The same exact thing that happened in Po‘ipu is taking place right now in Kilauea. There are currently four developments in the pipeline that will effectively pave over Kilauea’s trademark fields of green. Two are large developments (hundreds of acres apiece) that divide agricultural properties into gentleman’s estates. The third one is a supermarket-anchored shopping center, and the fourth is a commercial amusement center. That’s a heckuva lot of pavement.
The Po‘ipu-fication of Kilauea carries an equally alarming concern: the dangerous precedent that would be set by the possible approval of the Anaina Hou commercial amusement park (also known as the Kilauea Pavilion). The developer is trying to get around zoning law by applying for a Special Use Permit to build commercially on State-designated agricultural land.
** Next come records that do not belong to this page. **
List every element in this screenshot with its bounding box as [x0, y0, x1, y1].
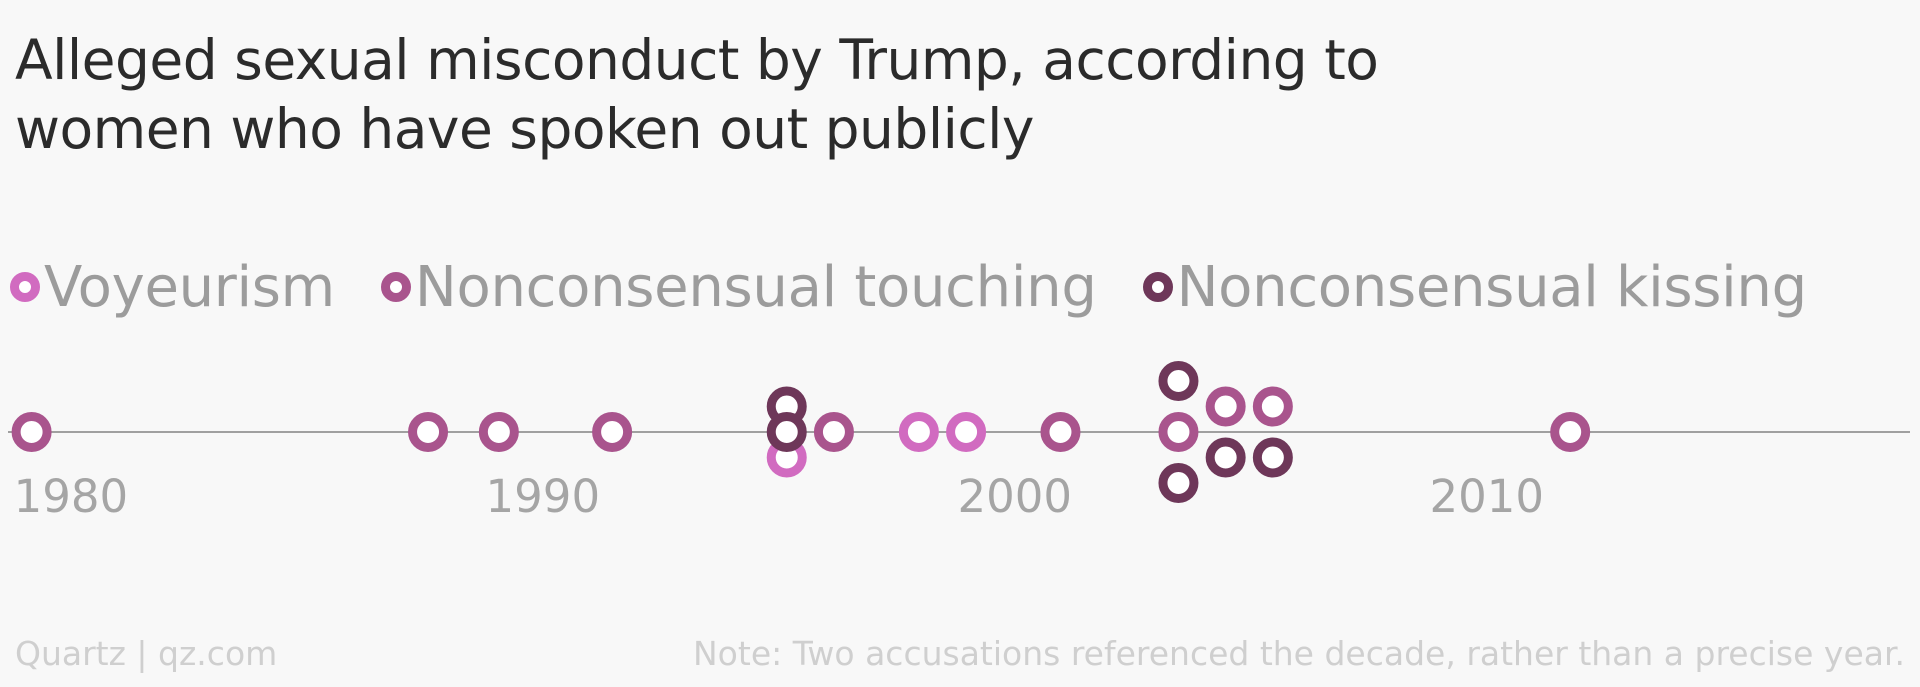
legend-item-nonconsensual-touching: Nonconsensual touching — [380, 254, 1097, 320]
voyeurism-point — [946, 412, 987, 452]
legend-label-nonconsensual-touching: Nonconsensual touching — [414, 254, 1097, 320]
legend-label-nonconsensual-kissing: Nonconsensual kissing — [1176, 254, 1808, 320]
timeline-chart: 1980 1990 2000 2010 — [8, 361, 1910, 523]
tick-label-1980: 1980 — [14, 470, 129, 523]
nonconsensual-kissing-point — [766, 412, 807, 452]
tick-label-2000: 2000 — [958, 470, 1073, 523]
nonconsensual-kissing-point — [1205, 437, 1246, 478]
nonconsensual-touching-point — [478, 412, 519, 452]
nonconsensual-touching-point — [1158, 412, 1199, 452]
nonconsensual-touching-point — [1205, 386, 1246, 427]
footer-source: Quartz | qz.com — [15, 634, 278, 673]
legend-item-nonconsensual-kissing: Nonconsensual kissing — [1142, 254, 1808, 320]
legend: Voyeurism Nonconsensual touching Noncons… — [10, 252, 1853, 322]
nonconsensual-kissing-point — [1158, 361, 1199, 401]
nonconsensual-touching-point — [1550, 412, 1591, 452]
legend-marker-voyeurism — [10, 272, 40, 302]
chart-title: Alleged sexual misconduct by Trump, acco… — [15, 28, 1379, 161]
nonconsensual-touching-point — [1040, 412, 1081, 452]
tick-label-1990: 1990 — [486, 470, 601, 523]
nonconsensual-touching-point — [408, 412, 449, 452]
legend-marker-nonconsensual-kissing — [1142, 272, 1173, 302]
legend-marker-nonconsensual-touching — [380, 272, 411, 302]
nonconsensual-kissing-point — [1158, 463, 1199, 503]
nonconsensual-touching-point — [592, 412, 633, 452]
tick-label-2010: 2010 — [1429, 470, 1544, 523]
voyeurism-point — [898, 412, 939, 452]
nonconsensual-touching-point — [1252, 386, 1293, 427]
nonconsensual-kissing-point — [1252, 437, 1293, 478]
legend-label-voyeurism: Voyeurism — [44, 254, 335, 320]
legend-item-voyeurism: Voyeurism — [10, 255, 335, 320]
footer-note: Note: Two accusations referenced the dec… — [693, 634, 1905, 673]
nonconsensual-touching-point — [813, 412, 854, 452]
nonconsensual-touching-point — [11, 412, 52, 452]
If approved, it would create a new loophole to defy Hawai‘i Revised Statutes 205 and the other ordinances that were put into place to protect agricultural and open lands.
According to the Kilauea Town Plan of 2005-2006 and the Kaua‘i General Plan, the Anaina Hou site is never to be developed — except as affordable housing. This was a case where the true needs of the local community were put at the forefront in these plans. To approve developing this land as an amusement complex would dash any chance for local, working class people to get a shot at affordable housing on the North Shore. It would also set a horrible precedent that would make it easy for a developer, anywhere on the island, to simply apply for a Special Use Permit in order to override an agricultural zoning designation.
As a Kilauea landowner, I sincerely hope that the Planning Commission will uphold the Hawai‘i Revised Statutes 205 by deciding against the construction of Anaina Hou (Kilauea Pavilion). By doing so, they will avoid setting a precedent that would imperil ag and open lands across the entire island. The final hearing is soon – this April. Please write the Planning Commission and urge them deny this Special Use Permit.
Robert Miller, Kilauea
Along Olohena Road in Kapa’a, this sign: Pothole ahead, drive slow.
Drivers do not need such a sign to alert them to these potholes. They have been there a decade or more.
We’ve grown accustomed to their face and we are tired of it.
Is it really an impossible task to permanently fix a pothole?
Maria C Snyder, Kapa‘a
No dogs allowed
Dogs do not belong on our athletic fields. How inconsiderate of all you dog owners that let your dogs’ poop on our fields.
Our high school, middle school and public parks have kids play on them everyday.
Kapa‘a High is not a doggy park. Kapa‘a Middle is not a doggy park. Kapa‘a Ballpark is not a doggy park.
On weekends, after 6 p.m. and early mornings you inconsiderate owners trespass and leave dog poop all over our fields.
Do you guys understand that on Monday our students use these fields? They step on and fall on your dogs’ poop. How unsanitary.